Task source:

https://github.com/Tzion0/CTF/tree/master/ShellCTF/2022/OX9OR2

This challenge provided two files called encryption.py and encrypted. encrypted file contains ciphertext produced by encryption.py

encryption.py

def xor(msg, key):
    o = ''
    for i in range(len(msg)):
        o += chr(ord(msg[i]) ^ ord(key[i % len(key)]))
    return o
 
with open('message', 'r') as f:
    msg = ''.join(f.readlines()).rstrip('\n')
 
with open('key', 'r') as k:
    key = ''.join(k.readlines()).rstrip('\n')
    
assert key.isalnum() and (len(key) == 9)
assert 'SHELL' in msg
 
with open('encrypted', 'w') as fo:
    fo.write(xor(msg, key))

Looking at encryption.py, we can conclude that the script is basically doing XOR on message with a key where the key is alphanumeric (isalnum) with the length of 9 and contains “SHELL” string in it.

We can assume that the “SHELL{” string is at beginning of the plaintext message since it is the flag format.

By using the XOR recipe in CyberChef with the key “SHELL{”, we get the first 6 plaintext key: XORISC

At this point we are left with remaining 3 characters to get the full key, we can achieve this by bruteforcing it.
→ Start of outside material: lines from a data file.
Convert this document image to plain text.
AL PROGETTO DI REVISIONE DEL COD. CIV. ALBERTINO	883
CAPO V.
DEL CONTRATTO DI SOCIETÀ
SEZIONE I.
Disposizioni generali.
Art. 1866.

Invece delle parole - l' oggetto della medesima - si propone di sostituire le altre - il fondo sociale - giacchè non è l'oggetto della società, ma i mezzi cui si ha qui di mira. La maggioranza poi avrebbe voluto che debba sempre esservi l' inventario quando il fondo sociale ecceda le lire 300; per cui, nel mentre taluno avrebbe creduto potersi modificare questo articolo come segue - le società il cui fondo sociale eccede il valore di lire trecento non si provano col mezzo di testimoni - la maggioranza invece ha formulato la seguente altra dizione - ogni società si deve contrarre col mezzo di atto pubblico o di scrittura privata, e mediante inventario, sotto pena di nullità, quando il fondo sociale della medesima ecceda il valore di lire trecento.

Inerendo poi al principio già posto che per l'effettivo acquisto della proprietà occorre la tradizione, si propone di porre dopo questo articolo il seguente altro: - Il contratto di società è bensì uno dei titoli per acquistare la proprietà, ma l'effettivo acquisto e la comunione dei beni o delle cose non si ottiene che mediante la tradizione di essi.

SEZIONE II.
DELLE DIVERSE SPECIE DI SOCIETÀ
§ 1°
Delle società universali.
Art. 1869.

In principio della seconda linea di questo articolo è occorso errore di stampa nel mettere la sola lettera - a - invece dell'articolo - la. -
I created a python script to do this:

#!/usr/bin/env python3
from itertools import product 
import string
import re

with open('encrypted', 'rb') as f:
    ct = list(f.read())

pt = list("SHELL{")
perm = list(product(list(string.ascii_lowercase + string.ascii_uppercase + string.digits), repeat=3))

for p in perm:
	flag = ""
	key = list("XORISC") + list(p)
	for c in range(len(ct)):
		flag += chr(ct[c] ^ ord(key[c % len(key)]))
	if re.match(r"^SHELL{X[A-Za-z0-9]R_1S_R3[A-Za-z0-9]{3}51BL3}", flag):
		print("Flag: " + flag, "Key: " + "".join(key))

The regex match is basically obtained through trial and error where some of the trials produced some promising plaintext message.

Execute the script will get output below:

Just like that, we got the flag!

Flag:

SHELL{X0R_1S_R3VeR51BL3}